The student who he had raised and given everything he knew, the man who had been one of the few who he'd been willing to share the Toad contract with. His protege, a man whose soul now resided in the belly of one Dead Demon spirit.

Jiraiya set down his reports and turned to examine the boy that was sleeping on the futon mat behind him. He'd been thinking of his former student quite often in recent days, and it was most likely due to the fact that he now had the man's son under his wing. The boy bore a marked resemblance to his father. Their hair were similar as were the general structure of their faces. Naruto's eyes were also the the same sky blue color, and they shared the same physique.

Naruto looked strikingly similar to Minato when Minato had been a kid.

The differences, on the other hand, were minor. Naruto's eyes were large and wide like his mother's. Minato's eyes, on the other hand, had been sharper, more focused looking. There were also the whisker-like markings on the boy's cheeks, markings that served as a permanent reminder of the Nine-tailed Demon contained within.

Wait.

Jiraiya nearly stumbled backwards on his chair as he clambered to his feet.

Wait-wait-wait.

Wait.

Wait!

Now standing on his feet, he reached to the letter he had set aside, the one that had been sent to him from the Temple of Fire where the monks lived and where the Third had put the scroll containing Minato's body.

The seal has broken.

Jiraiya stared at the sentence for an entire minute as if in a spell. The seal. Broken? How?! As he thought, he began to feel a euphoria of hope and excitement. Had it happened? Had the Dead Demon's mask been found?

Jiraiya considered that possibility and his spirits fell. He'd already gone to the temple in Whirlpool where Kushina had immigrated from and where the Dead Demon's mask should've been located. It hadn't been there, and the temple had been destroyed. What had once been a temple had instead been turned to splinters of wood, dust and mud. Either the temple had been destroyed along with the rest of the Hidden Whirlpool during the incident thirty years before, mask and everything inside, OR someone had explicitly taken the mask and destroyed the temple.

That the temple had been destroyed in the incident was more likely. Even more likely was that the seal on the scroll containing Minato's preserved body had finally been broken either by decay or by someone who had worked out a way to crack the seal's complex coding.

Minato would finally be buried, he thought morbidly and sighed. So much for Kushina's last wish.

With old man Sarutobi dead, Jiraiya was the last living person who had been close to the deceased Namikaze Minato, practically the man's father in fact.

And now he would have to revisit the grief from nearly thirteen years before. Of course, he would visit the temple and collect Minato's body. His greatest protege, his student, would finally receive the proper burial that he should have gotten over a decade ago.

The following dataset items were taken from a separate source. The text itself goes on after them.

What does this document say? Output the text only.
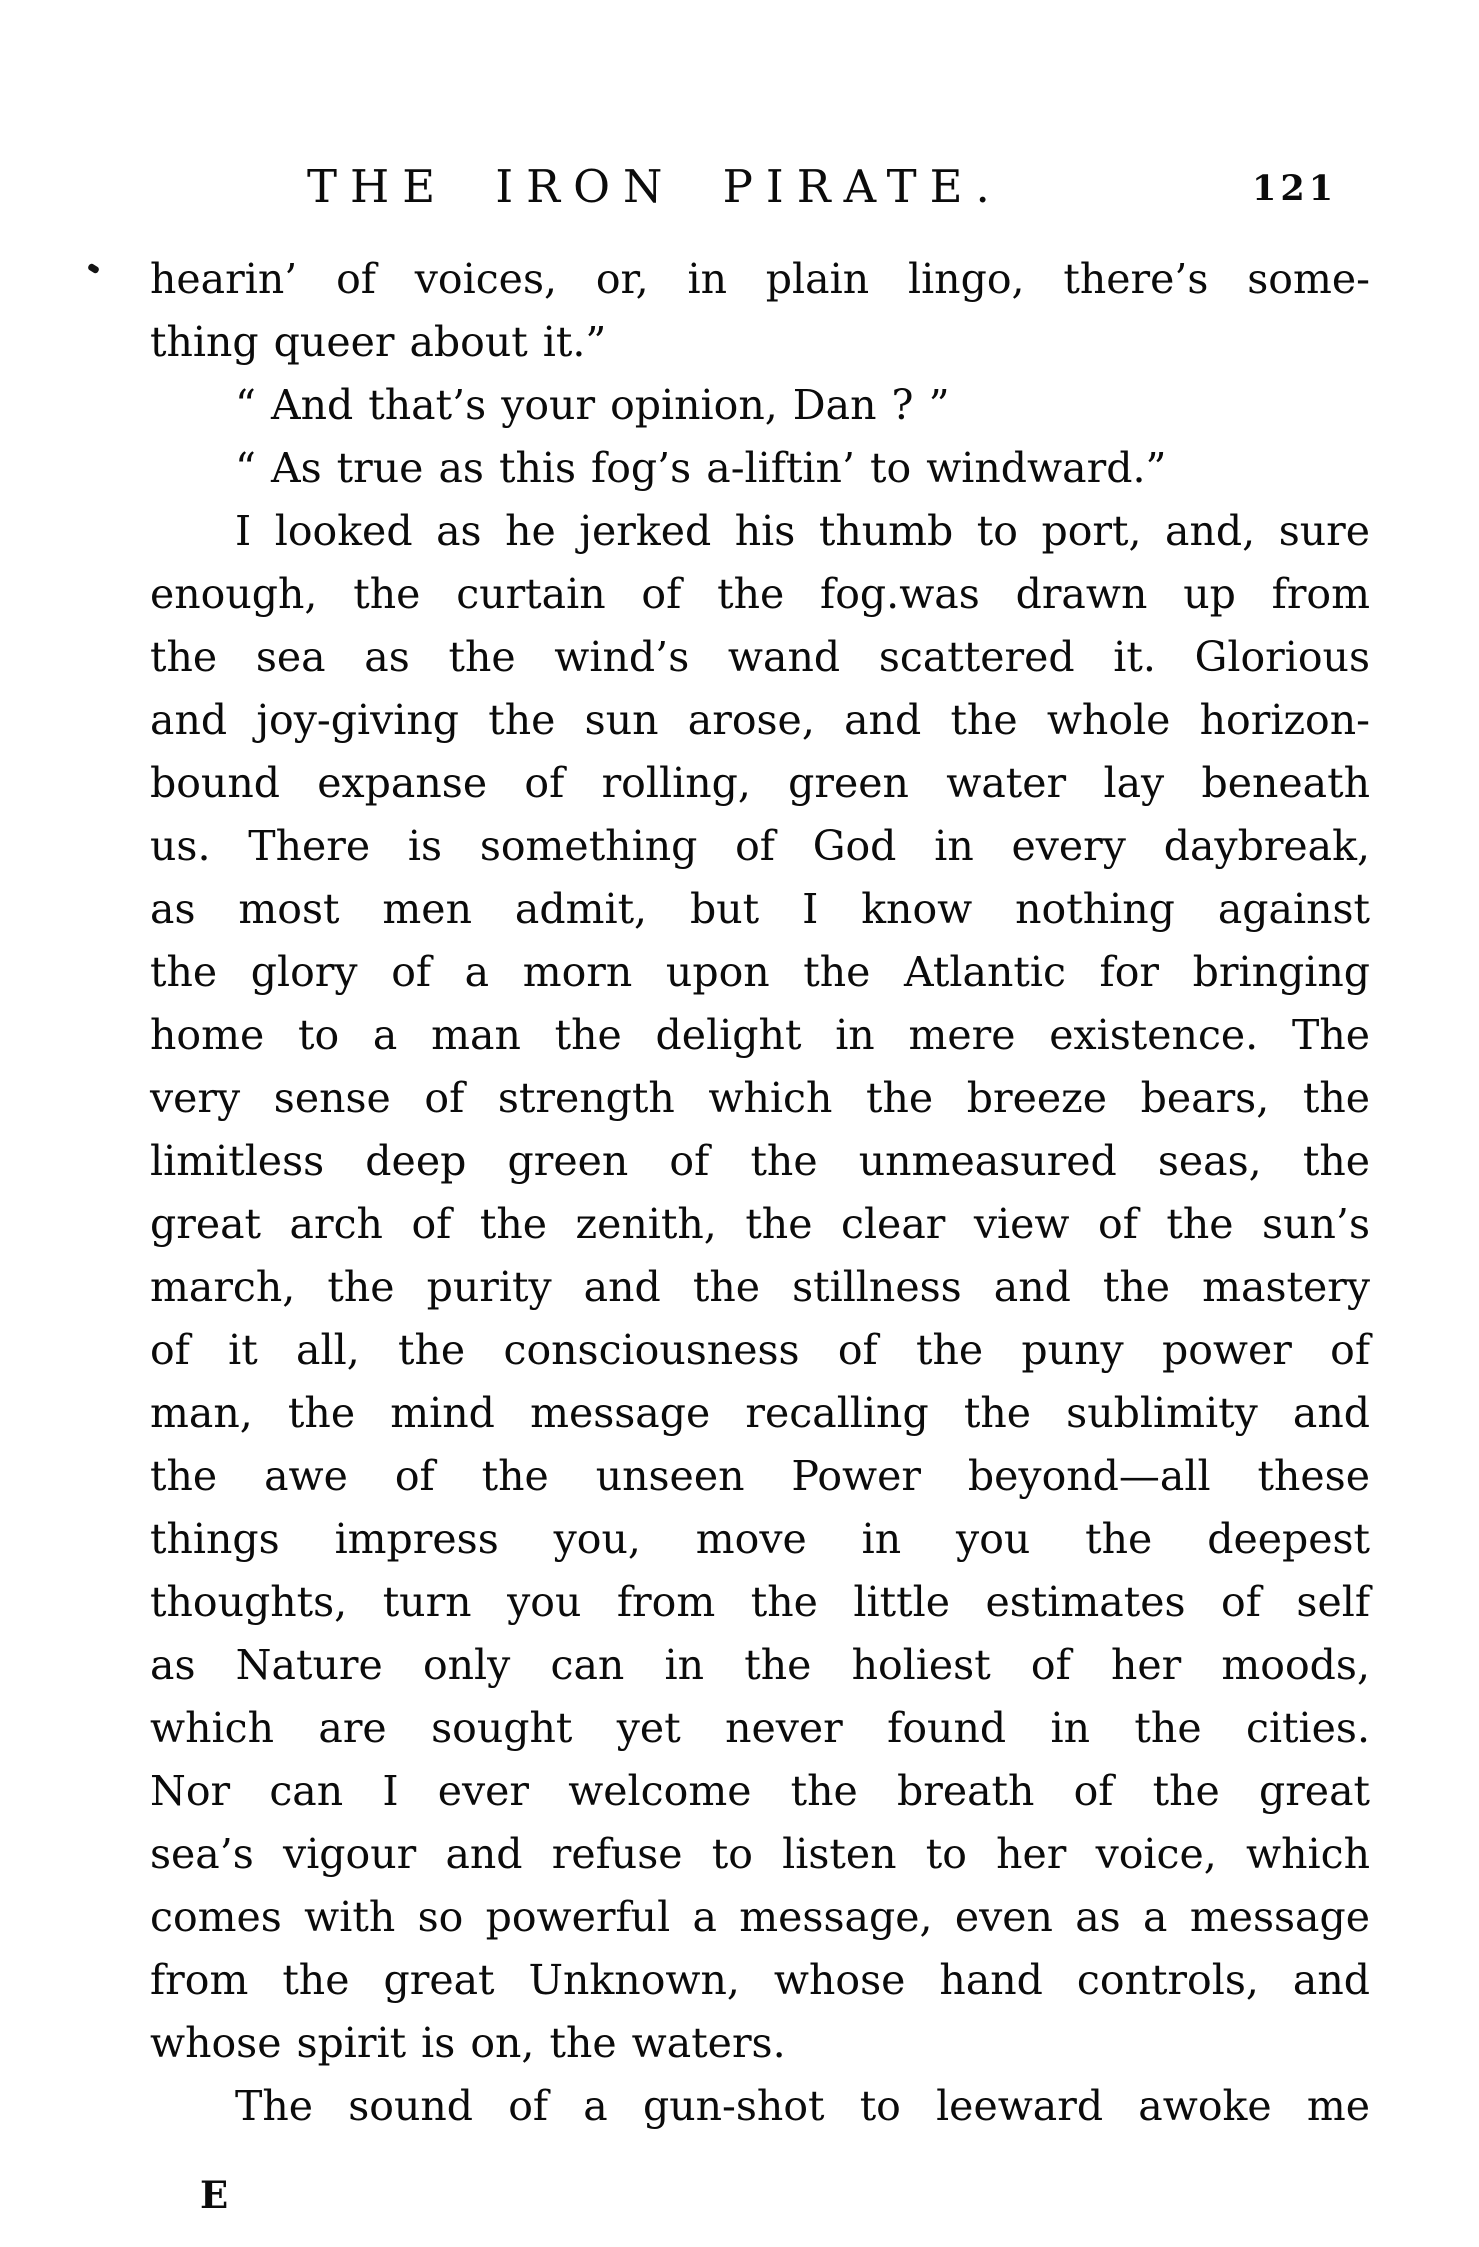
THE IRON PIRATE.	121
hearin’ of voices, or, in plain lingo, there’s some-
thing queer about it.”
“ And that’s your opinion, Dan ? ”
“ As true as this fog’s a-liftin’ to windward.”
I looked as he jerked his thumb to port, and, sure
enough, the curtain of the fog.was drawn up from
the sea as the wind’s wand scattered it. Glorious
and joy-giving the sun arose, and the whole horizon-
bound expanse of rolling, green water lay beneath
us. There is something of God in every daybreak,
as most men admit, but I know nothing against
the glory of a morn upon the Atlantic for bringing
home to a man the delight in mere existence. The
very sense of strength which the breeze bears, the
limitless deep green of the unmeasured seas, the
great arch of the zenith, the clear view of the sun’s
march, the purity and the stillness and the mastery
of it all, the consciousness of the puny power of
man, the mind message recalling the sublimity and
the awe of the unseen Power beyond—all these
things impress you, move in you the deepest
thoughts, turn you from the little estimates of self
as Nature only can in the holiest of her moods,
which are sought yet never found in the cities.
Nor can I ever welcome the breath of the great
sea’s vigour and refuse to listen to her voice, which
comes with so powerful a message, even as a message
from the great Unknown, whose hand controls, and
whose spirit is on, the waters.
The sound of a gun-shot to leeward awoke me
E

Finding Tsunade could wait. Minato's body, on the other hand, would fall further into decay the longer he waited. He would just have to take Naruto along. The kid deserved to be there for his father's funeral, even if he wouldn't be knowing that Namikaze Minato, Fourth Hokage of the Hidden Leaf and Jiraiya's former student, was his father.

Jiraiya looked back down at the letter. Of course, there was still the possibility, however slight it may be, that Minato had come back to life. Very unlikely, an impossible hope almost. But it was still a very real possibility.

The Sage of Toads held the letter up in irritation.

Why couldn't Chiriku have been more specific?!